The president of the Republic of Azerbaijan is the head of state of Azerbaijan. The Constitution states that the president is the embodiment of executive power, commander-in-chief, "representative of Azerbaijan in home and foreign policies", and "shall have the right of immunity [from prosecution]." The president rules through his executive office, the Presidential Administration, consisting of a group of secretaries and departmental ministers. Additionally, there is a Cabinet of Ministers regarding economic and social policy and a Security Council regarding foreign, military, and judicial matters.

The primary workplace is the presidential building (also known as the presidential apparatus) on Istiglaliyyat Street in Baku. Ilham Aliyev, son of the former president, Heydar, was elected the 4th and current president on 31 October 2003 after his father's resignation due to his deteriorating health and eventually died several months later.

Selection process and term

Eligibility
Candidates for the position must be Azerbaijani citizens without age restrictions and have lived in Azerbaijan for at least 10 years. According to the Constitution of Azerbaijan, the same person can be on the post of President an unlimited number of terms.

Election
Each faction in the National Assembly has the right to nominate a candidate for the presidential elections. The minimum number of signatures for a presidential candidate fielded by a political party with no parliamentary representation is 40,000, before amendments to the law.

Term of office
Prior to 2009, the term of office was five years, with a maximum of two terms. A referendum in 2009 removed the limit on the number of terms, and in 2016, another referendum increased the term to seven years. According to the Azerbaijani administration, a longer term would provide for more continuity in decision-making. The Venice Commission, of which Azerbaijan is a member, warned that this and other provisions of the referendum gave "unprecedented" authority to the president, and could severely upset the balance of power.

Inauguration 
The official inauguration ceremony of the President is not publicly held, occurring with the participation of officials of the Azerbaijan state (representatives of political parties, public organizations, military personnel, religious figures), members of the government, deputies of the National Assembly, members of the president's family, as well as foreign representatives and other invited guests.

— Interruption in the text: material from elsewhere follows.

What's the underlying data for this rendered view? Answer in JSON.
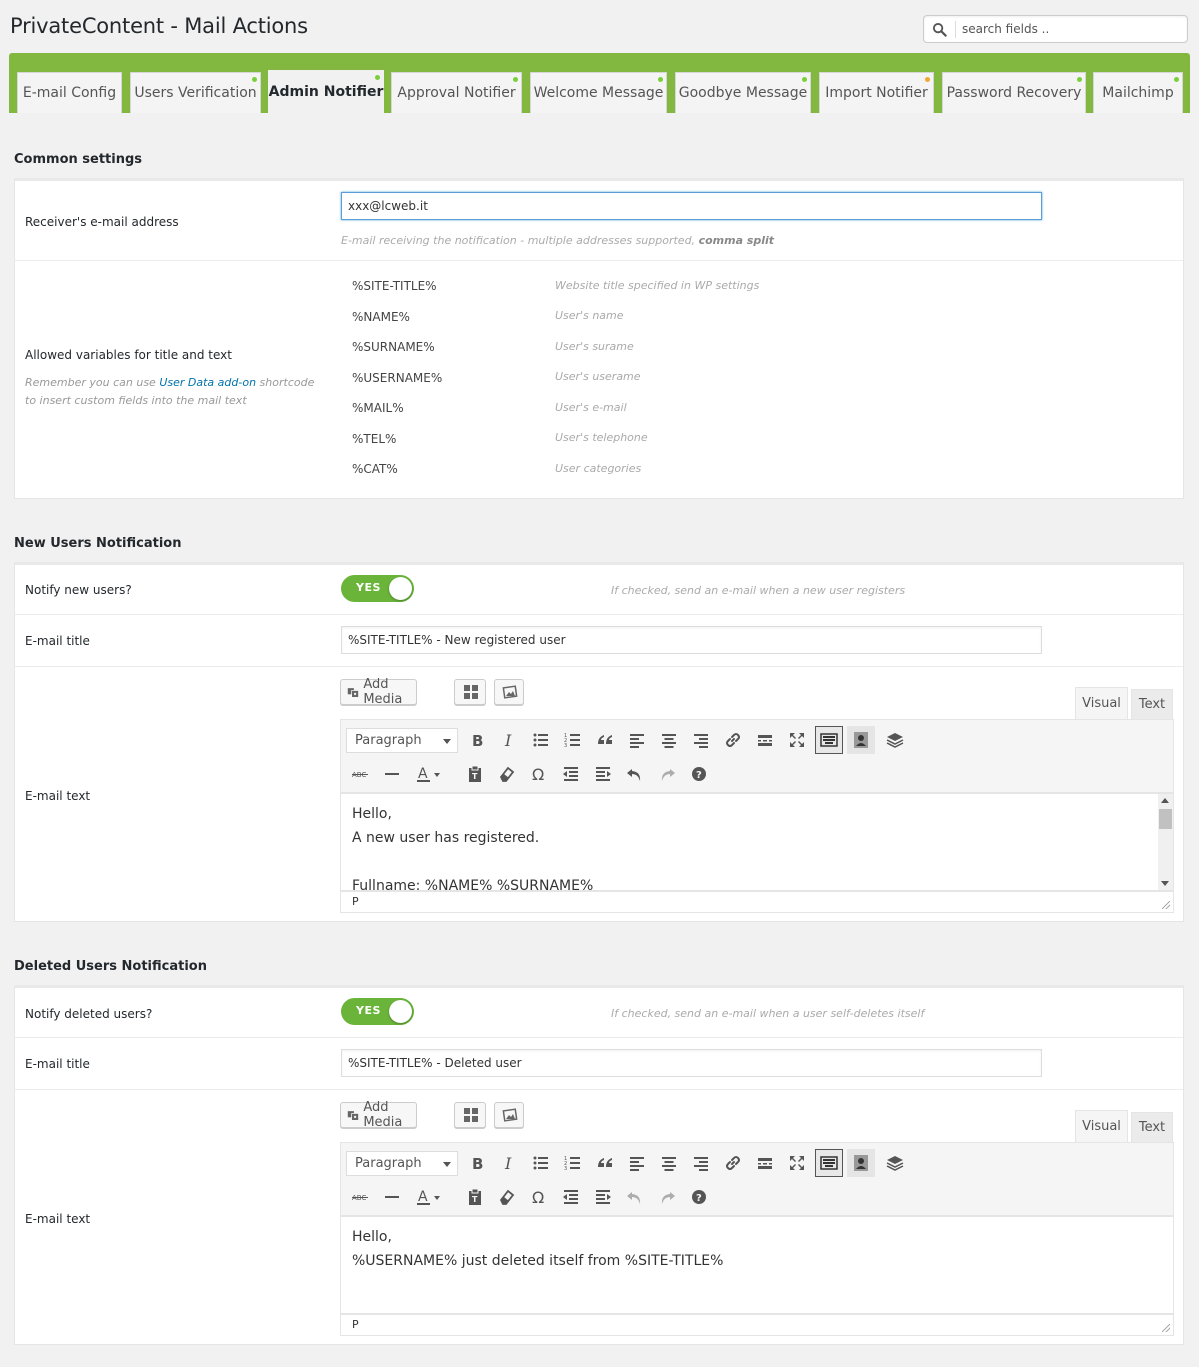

It is held within three days after the confirmation of the elected president by the Constitutional Court, during which the president takes the following oath:

Then the person elected President of Azerbaijan puts his right hand on the Koran and takes the following oath:

Then the President-elect of Azerbaijan bows and kisses the Azerbaijani flag. The ceremony ends with a speech by the President-elect of Azerbaijan. The following is a list of presidential inaugurations:

Powers and duties

Guarantor of the Constitution
As the guarantor of the Constitution and the entire system of constitutional law, the president ensures that the constitutions, laws and regulations of the constituent territories of the Azerbaijan be in full compliance with the country's Constitution and federal laws.

Foreign policy
The president is invested with extensive rights to implement the state's foreign policy. The president determines Azerbaijan's position in international affairs and represents the state in international relations, conducts negotiations and signs ratification documents.

Military policy 
The president serves as the Supreme Commander-in-Chief of the Azerbaijani Armed Forces. In this capacity, he has the power to declare a martial law.

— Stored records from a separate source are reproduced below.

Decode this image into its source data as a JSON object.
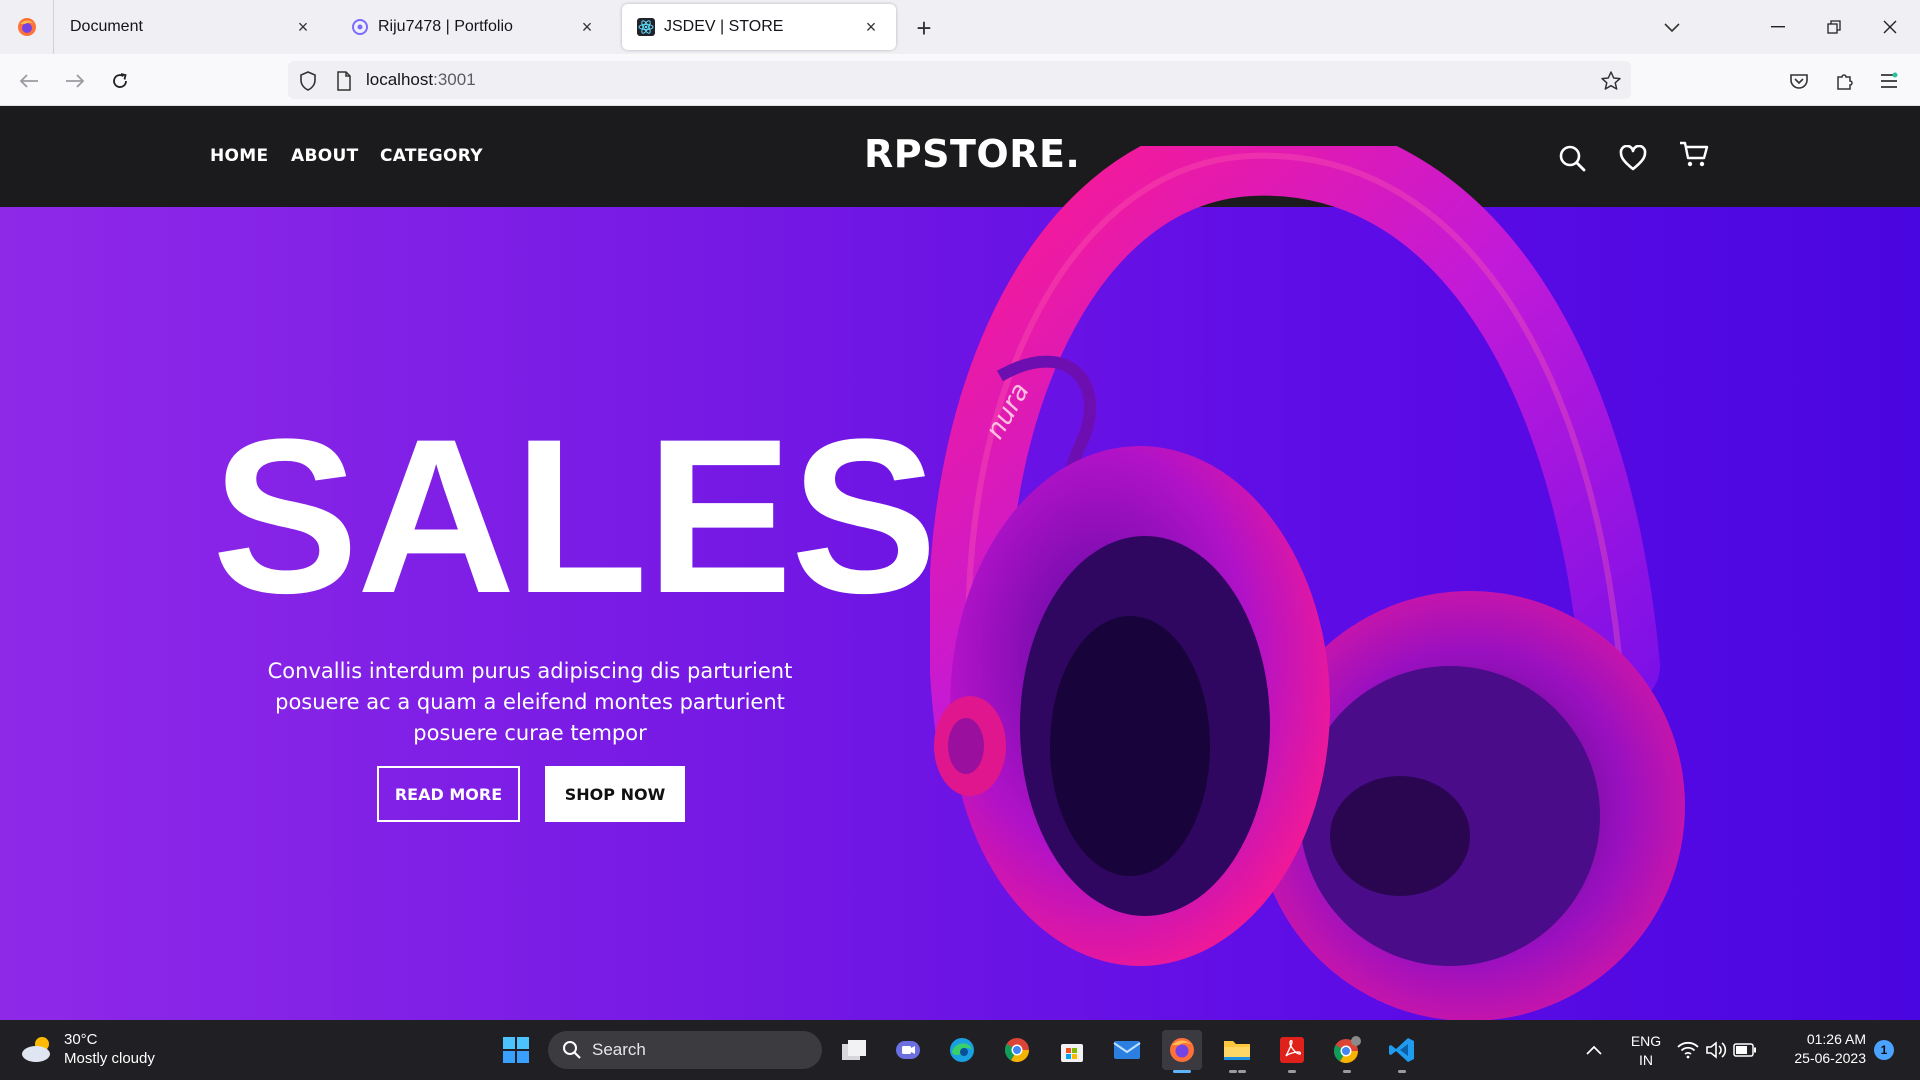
{
  "browser": {
    "tabs": [
      {
        "label": "Document",
        "icon": "firefox-icon"
      },
      {
        "label": "Riju7478 | Portfolio",
        "icon": "portfolio-icon"
      },
      {
        "label": "JSDEV | STORE",
        "icon": "react-icon"
      }
    ],
    "url_host": "localhost",
    "url_port": ":3001"
  },
  "site": {
    "nav": [
      "HOME",
      "ABOUT",
      "CATEGORY"
    ],
    "brand": "RPSTORE.",
    "header_icons": [
      "search-icon",
      "heart-icon",
      "cart-icon"
    ]
  },
  "hero": {
    "title": "SALES",
    "text": "Convallis interdum purus adipiscing dis parturient posuere ac a quam a eleifend montes parturient posuere curae tempor",
    "read_more": "READ MORE",
    "shop_now": "SHOP NOW",
    "product_mark": "nura"
  },
  "taskbar": {
    "weather_temp": "30°C",
    "weather_desc": "Mostly cloudy",
    "search_label": "Search",
    "lang_line1": "ENG",
    "lang_line2": "IN",
    "time": "01:26 AM",
    "date": "25-06-2023",
    "notification_count": "1"
  },
  "colors": {
    "hero_gradient_start": "#8f29e8",
    "hero_gradient_end": "#4a06e0",
    "header_bg": "#1b1b1d",
    "headphone_pink": "#ff1493",
    "taskbar_bg": "#202024"
  }
}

Agencies under the president

Presidential Administration 
The Office of the President of Azerbaijan is the executive administration of President, and is  in charge of fulfilling the constitutional responsibilities of the President. The headquarters of office is located on Istiglaliyyat Street in Baku. It is currently headed by Samir Nuriyev.

Security Council 

The Security Council (Təhlükəsizlik Şurası) is an advisory body to the President, established on 10 April 1997. The Security Council ensures the creation of conditions for the President to exercise his constitutional powers in the field of security. The Chairman of the Security Council under the President of Azerbaijan is the President of Azerbaijan. The following people are members of the council:

Chief military advisors to the President of Azerbaijan have included Nuraddin Sadigov (1993–1999), Tofig Aghahuseynov (1997–2002) and National Security Vahid Aliyev (since April 2002).

Symbols

Standard 

After the oath of office has been taken by the elected president, the standard is handed over to the president. These devices are used to display the rank of his office and are used on special occasions. The standard is a square version of the Azerbaijani flag, charged in the center with the Azerbaijani coat of arms. Golden fringe is added to the standard. Copies of the standard are used inside his office, other state agencies, and while the president is traveling in a vehicle inside Azerbaijan. A 2:3 ratio version of the flag is used when the President is at sea. This is the most used symbol to denote the presence of the Azerbaijan president.

Military flag 
The flag of the Supreme Commander-in-Chief of the Azerbaijani Armed Forces was approved by the decree of President Ilham Aliyev on 11 April 2019. The flag of the Supreme Commander-in-Chief is the official military symbol of the President of Azerbaijan, with the original being kept in the service room of the President located in the Presidential Palace. It resembles the army flag but with the words "Supreme Commander-in-Chief of the Armed Forces of Azerbaijan".

Badge 

The badge of the president (Prezidentinin döş nişanı) was approved by decree on September 15, 2008. It is in the shape of an octagonal star made of 18 carat gold, placed in a circle with a diameter. In the center is a mined image of the State Emblem of Azerbaijan, which is surrounded by two rings and 60 diamonds are lined up between the rings.

Residences
The main (since 2008) presidential residence is Zagulba (). Also, the president has several part-time residences outside of Baku:

 Youth Presidential Palace
 Presidential Mountain Palace in Qabala
 "Freedom" Guest House
 Palace of Happiness
 Gulustan Palace
 Presidential Library
 "Marxal" Treatment and Recreation Complex

As well as several vacation residences:
 Novkhani (), Novkhani, Absheron Rayon
 Khoshbulaq (), Daşkəsən, Dashkasan District
Göy Saray in Baku
Vahdat Presidential Summer Palace in Shamakhi
"Ulduz" Guest House
 "Youth" Guest House

Transport and security

National transport services for the Azerbaijan president are provided by the Special Purpose Garage, which is a unit within the Special State Protection Service.
 Limousines
 Maybach 62
 Mercedes-Benz W221
Honorary escort (motorcycles)
  BMW
 Airplanes for long-distance travel
 Boeing 767-300ER  4K-AI01 "Baku-1" Main aircraft
 Airbus A319-100 4K-AI02 "Baku-2"
Gulfstream G550 4K-AI06

The presidential aircraft uses the same colour scheme as standard AZAL aircraft, except for the use of the Azerbaijan coat of arms or the Presidential Standard on the empennage instead of the flag of Azerbaijan.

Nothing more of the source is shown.